El guilloché "corta" la superficie metálica de la esfera, dejando una superficie pulida que produce reflejos con multitud de matices según la incidencia de la luz sobre ella. Si el patrón se imprimiera simplemente, todos esos reflejos se perderían.
La esfera, a su vez, está hecha con dos discos concéntricos y en capas: la base de guilloché sobre la que se superpone una capa formada por dos anillos, el anillo de los minutos y el anillo de las horas, que tienen números romanos calados a través de los cuales se puede observar el guilloché de la capa base, lo que aporta un toque innovador al esquema clásico de índices con números romanos. En la versión con esfera plateada, las agujas están pavonadas al fuego.

Para el movimiento eligieron un calibre Technotime, donde rediseñaron todos los puentes, cambiando la geometría del conjunto en busca de la simetría tan presente en los relojes de bolsillo antiguos. La decoración de efecto Grenaille en los puentes - que antes se producía cuando el mercurio depositado en la superficie se evaporaba - aquí se ha realizado mediante martillado a mano, mientras que el biselado de los bordes se hace a máquina. El puente de la rueda está esqueletizado y cepillado direccionalmente para contrastar con el resto de la maquinaria.

Para cada componente utilizan un fabricante específico, ya que según ellos es la única manera de tener un control total de la calidad de cada una de las piezas.

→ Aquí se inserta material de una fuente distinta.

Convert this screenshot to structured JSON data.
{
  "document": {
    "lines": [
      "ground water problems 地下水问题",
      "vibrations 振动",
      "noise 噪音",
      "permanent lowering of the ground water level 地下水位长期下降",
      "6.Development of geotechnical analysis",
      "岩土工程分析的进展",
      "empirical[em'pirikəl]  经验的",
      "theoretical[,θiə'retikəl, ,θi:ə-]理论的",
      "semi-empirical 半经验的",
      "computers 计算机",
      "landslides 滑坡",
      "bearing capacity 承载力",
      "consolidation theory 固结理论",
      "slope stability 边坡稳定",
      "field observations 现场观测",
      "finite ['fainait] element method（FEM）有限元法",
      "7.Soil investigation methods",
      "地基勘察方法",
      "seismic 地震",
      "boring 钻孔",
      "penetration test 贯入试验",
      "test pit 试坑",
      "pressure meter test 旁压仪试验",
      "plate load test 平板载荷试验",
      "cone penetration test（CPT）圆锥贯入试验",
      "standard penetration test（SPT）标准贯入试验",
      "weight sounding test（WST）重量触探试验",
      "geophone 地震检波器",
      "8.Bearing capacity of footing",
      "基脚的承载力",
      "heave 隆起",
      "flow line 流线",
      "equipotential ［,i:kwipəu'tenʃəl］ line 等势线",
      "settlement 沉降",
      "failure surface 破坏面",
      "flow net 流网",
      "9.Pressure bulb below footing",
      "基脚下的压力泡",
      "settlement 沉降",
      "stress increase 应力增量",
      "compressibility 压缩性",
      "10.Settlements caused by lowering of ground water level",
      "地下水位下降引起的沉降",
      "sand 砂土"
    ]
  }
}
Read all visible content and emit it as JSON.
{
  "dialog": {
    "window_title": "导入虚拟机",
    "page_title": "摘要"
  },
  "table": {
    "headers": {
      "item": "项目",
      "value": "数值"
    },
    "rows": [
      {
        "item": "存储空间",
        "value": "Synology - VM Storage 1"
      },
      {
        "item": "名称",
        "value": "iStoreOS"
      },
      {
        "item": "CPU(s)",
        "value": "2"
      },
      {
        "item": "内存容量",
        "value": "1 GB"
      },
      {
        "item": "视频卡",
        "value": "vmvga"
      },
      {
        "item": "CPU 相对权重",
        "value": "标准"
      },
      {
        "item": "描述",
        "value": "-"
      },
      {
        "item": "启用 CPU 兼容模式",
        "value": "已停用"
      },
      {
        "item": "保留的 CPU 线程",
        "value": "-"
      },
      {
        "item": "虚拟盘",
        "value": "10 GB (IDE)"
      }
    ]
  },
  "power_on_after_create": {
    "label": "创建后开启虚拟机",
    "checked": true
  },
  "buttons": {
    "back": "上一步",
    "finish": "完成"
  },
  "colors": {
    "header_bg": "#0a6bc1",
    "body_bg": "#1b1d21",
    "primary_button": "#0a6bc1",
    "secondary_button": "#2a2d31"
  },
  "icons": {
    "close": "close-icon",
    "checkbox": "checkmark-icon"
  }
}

Las cajas y esferas se fabrican en Alemania, la maquinaria y las agujas en Suiza, la correa se fabrica en España y el ensamblaje final se realiza en Alemania.

Cuando presentaron su primer proyecto, el OPH 960, tuvieron una gran aceptación tanto en las reseñas de blogs especializados - que fueron realmente espectaculares - como en las ventas (que es lo que finalmente cuenta), confirmando así que existe un nicho para relojes de alto rendimiento a precios más accesibles. El OPH 786 promete dar una satisfacción aún mayor, tanto a ellos como a los compradores.